Непрерывно крепчал ветер, становясь холоднее и холоднее. Взглянув па небо, на котором еще недавно сияли новые звезды, я заметил, что оно все покрыто темной тучей. Сквозь пелену носящейся в воздухе пыли просвечивали тысячи тонких полосок света от огней, передвигавшихся на юг. Там и сям вдоль вытянувшихся на мили составов ярко вспыхивали огни топок. Сначала нам показалось, что до нас донеслись издалека выстрелы больших орудий. Но вдруг небо неожиданно раскололось от края до края, раздался страшный удар грома, и полил дождь как из ведра. На мгновение шум и суета армий замолкли. Все огни разом погасли. Затем с равнины, где расположились солдаты, донесся громкий крик досады и замешательства вперемешку с раскатами смеха. К нему присоединилось горестное стенание женщин. Я никогда не слышал ничего подобного. Но через минуту эти звуки смолкли. Мужчины завернулись в свои серапе и укрылись от дождя в зарослях кустарника, а сотни женщин и детей на платформах и крышах вагонов, ничем не защищенные от дождя и холода, сидели молча, с индейским стоицизмом дожидаясь рассвета.

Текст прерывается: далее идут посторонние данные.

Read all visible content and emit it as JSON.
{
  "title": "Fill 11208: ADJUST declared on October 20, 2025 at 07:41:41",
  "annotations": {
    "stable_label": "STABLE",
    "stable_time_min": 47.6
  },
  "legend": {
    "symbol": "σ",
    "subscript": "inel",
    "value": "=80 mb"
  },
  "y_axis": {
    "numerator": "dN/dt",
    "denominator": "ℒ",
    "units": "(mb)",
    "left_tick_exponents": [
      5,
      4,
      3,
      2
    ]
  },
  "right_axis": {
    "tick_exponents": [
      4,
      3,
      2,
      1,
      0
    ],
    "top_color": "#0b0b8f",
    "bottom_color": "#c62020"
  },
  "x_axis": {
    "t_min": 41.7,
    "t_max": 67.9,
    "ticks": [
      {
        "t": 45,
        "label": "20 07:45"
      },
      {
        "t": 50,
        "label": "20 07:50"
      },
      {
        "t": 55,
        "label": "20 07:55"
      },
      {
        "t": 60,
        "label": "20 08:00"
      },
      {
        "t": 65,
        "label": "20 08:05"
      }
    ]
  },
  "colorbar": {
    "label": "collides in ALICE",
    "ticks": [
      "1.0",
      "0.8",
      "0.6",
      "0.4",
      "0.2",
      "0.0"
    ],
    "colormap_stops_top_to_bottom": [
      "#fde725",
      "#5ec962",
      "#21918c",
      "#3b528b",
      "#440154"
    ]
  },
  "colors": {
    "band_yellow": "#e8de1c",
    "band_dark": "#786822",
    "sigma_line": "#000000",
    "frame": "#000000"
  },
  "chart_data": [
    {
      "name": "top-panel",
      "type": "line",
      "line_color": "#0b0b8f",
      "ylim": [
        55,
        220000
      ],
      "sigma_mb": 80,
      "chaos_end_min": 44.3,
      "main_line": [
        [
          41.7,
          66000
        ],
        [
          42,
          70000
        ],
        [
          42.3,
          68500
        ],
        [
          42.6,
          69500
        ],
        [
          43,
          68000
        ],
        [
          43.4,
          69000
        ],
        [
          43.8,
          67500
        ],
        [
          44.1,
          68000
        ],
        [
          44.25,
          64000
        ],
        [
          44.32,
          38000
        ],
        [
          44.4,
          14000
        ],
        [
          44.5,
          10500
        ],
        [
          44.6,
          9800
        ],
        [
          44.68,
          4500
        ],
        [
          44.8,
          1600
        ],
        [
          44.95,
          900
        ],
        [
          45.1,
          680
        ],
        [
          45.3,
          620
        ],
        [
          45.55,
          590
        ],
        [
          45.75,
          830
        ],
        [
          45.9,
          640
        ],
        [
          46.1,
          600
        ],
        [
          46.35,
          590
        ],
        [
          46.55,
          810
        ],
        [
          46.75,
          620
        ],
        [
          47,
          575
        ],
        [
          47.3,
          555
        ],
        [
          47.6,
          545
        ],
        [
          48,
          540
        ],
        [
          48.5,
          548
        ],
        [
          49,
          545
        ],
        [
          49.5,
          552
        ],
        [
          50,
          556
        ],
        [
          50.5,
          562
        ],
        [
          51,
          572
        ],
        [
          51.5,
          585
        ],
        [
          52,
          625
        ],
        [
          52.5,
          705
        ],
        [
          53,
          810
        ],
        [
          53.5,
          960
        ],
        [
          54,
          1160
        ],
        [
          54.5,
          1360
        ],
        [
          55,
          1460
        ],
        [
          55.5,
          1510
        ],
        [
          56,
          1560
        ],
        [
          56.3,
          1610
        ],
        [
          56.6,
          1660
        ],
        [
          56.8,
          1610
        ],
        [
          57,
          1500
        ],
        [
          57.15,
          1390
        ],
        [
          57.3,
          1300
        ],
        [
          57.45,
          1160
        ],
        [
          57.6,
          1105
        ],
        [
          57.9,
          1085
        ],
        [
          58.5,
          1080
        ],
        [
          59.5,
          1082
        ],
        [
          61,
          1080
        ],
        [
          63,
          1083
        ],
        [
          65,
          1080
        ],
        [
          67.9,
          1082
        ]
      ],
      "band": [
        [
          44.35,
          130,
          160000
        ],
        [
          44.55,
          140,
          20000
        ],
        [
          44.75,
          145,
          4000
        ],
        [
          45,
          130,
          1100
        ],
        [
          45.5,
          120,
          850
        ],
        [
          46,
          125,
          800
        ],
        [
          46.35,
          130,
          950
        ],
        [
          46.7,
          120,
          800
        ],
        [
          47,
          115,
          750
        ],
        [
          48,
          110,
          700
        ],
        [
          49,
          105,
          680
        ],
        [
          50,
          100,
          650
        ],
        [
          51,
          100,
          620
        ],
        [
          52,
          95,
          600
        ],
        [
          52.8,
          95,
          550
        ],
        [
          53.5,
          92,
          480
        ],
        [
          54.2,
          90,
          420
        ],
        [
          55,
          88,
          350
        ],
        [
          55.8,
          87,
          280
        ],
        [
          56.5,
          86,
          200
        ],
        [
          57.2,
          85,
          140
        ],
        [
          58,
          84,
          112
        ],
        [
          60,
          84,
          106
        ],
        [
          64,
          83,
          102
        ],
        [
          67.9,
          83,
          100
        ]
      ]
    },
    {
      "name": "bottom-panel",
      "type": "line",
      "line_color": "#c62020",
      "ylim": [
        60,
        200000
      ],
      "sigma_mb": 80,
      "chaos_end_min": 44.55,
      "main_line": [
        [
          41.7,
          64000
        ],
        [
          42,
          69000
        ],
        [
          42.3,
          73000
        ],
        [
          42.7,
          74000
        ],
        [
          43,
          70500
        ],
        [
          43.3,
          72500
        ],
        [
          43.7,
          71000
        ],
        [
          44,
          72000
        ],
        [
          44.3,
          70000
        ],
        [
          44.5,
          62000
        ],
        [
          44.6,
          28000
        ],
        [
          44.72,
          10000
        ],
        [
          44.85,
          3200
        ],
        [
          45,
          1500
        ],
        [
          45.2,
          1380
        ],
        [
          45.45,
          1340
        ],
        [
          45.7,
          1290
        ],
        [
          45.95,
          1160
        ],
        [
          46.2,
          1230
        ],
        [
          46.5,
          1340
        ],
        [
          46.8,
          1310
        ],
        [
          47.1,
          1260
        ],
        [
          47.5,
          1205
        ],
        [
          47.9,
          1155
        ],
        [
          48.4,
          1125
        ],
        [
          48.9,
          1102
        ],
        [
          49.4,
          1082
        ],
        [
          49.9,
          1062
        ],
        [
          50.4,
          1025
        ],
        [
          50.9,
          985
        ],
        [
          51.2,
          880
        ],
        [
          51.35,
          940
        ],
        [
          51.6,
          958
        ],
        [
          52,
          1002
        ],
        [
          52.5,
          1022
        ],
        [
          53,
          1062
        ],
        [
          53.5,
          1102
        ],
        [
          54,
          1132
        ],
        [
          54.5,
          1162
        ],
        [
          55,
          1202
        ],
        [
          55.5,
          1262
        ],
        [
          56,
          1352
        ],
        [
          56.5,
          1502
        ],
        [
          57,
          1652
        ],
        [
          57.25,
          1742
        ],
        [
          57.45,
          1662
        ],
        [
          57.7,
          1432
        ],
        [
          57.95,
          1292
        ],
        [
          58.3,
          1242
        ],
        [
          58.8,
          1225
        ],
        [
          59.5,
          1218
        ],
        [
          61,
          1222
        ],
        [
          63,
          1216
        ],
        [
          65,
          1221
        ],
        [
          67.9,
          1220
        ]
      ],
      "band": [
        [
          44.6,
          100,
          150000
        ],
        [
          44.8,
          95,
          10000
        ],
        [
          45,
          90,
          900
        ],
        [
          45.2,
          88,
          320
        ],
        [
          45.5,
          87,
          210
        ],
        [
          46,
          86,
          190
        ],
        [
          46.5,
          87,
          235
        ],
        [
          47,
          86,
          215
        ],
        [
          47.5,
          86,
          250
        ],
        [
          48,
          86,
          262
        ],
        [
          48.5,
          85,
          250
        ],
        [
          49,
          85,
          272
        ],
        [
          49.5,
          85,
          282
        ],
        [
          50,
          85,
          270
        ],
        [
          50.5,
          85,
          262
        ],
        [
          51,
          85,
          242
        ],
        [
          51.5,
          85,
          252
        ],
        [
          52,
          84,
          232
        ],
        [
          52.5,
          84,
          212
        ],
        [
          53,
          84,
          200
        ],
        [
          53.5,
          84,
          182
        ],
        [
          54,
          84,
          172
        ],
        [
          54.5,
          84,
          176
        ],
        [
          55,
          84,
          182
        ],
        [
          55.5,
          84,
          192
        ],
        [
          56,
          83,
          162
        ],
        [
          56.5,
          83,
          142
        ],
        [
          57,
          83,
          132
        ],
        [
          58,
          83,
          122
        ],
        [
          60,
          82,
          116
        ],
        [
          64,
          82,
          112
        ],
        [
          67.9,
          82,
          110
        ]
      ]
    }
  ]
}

Состав цистерн с водой двинулся в путь первым. Я ехал на паровозе, на скотосбрасывателе. На нем уже расположились на постоянное жительство две женщины с пятью детьми. Они разожгли на узкой железной платформе небольшой костер из веток мескито и пекли на нем tortillas. Над их головами свистел и хрипел паровой котел и развевалось на ветру развешанное на маленькой веревке белье.
День был чудесный. Светило солнце, и лишь иногда набегали большие белые облака. Армия двигалась на юг двумя мощными колоннами по обеим сторонам железной дороги. Небо до самого горизонта заволокло огромное густое облако пыли, поднимавшейся над колоннами. Небольшие группы всадников двигались вперед рассыпным строем. То там, то здесь мелькали большие мексиканские флаги. А между колоннами медленно ползли поезда. К небу поднимались на равном расстоянии один от другого черные столбы дыма от паровозов; они становились нее меньше и меньше, пока на самом горизонте, на севере, не слились в сплошной грязный туман.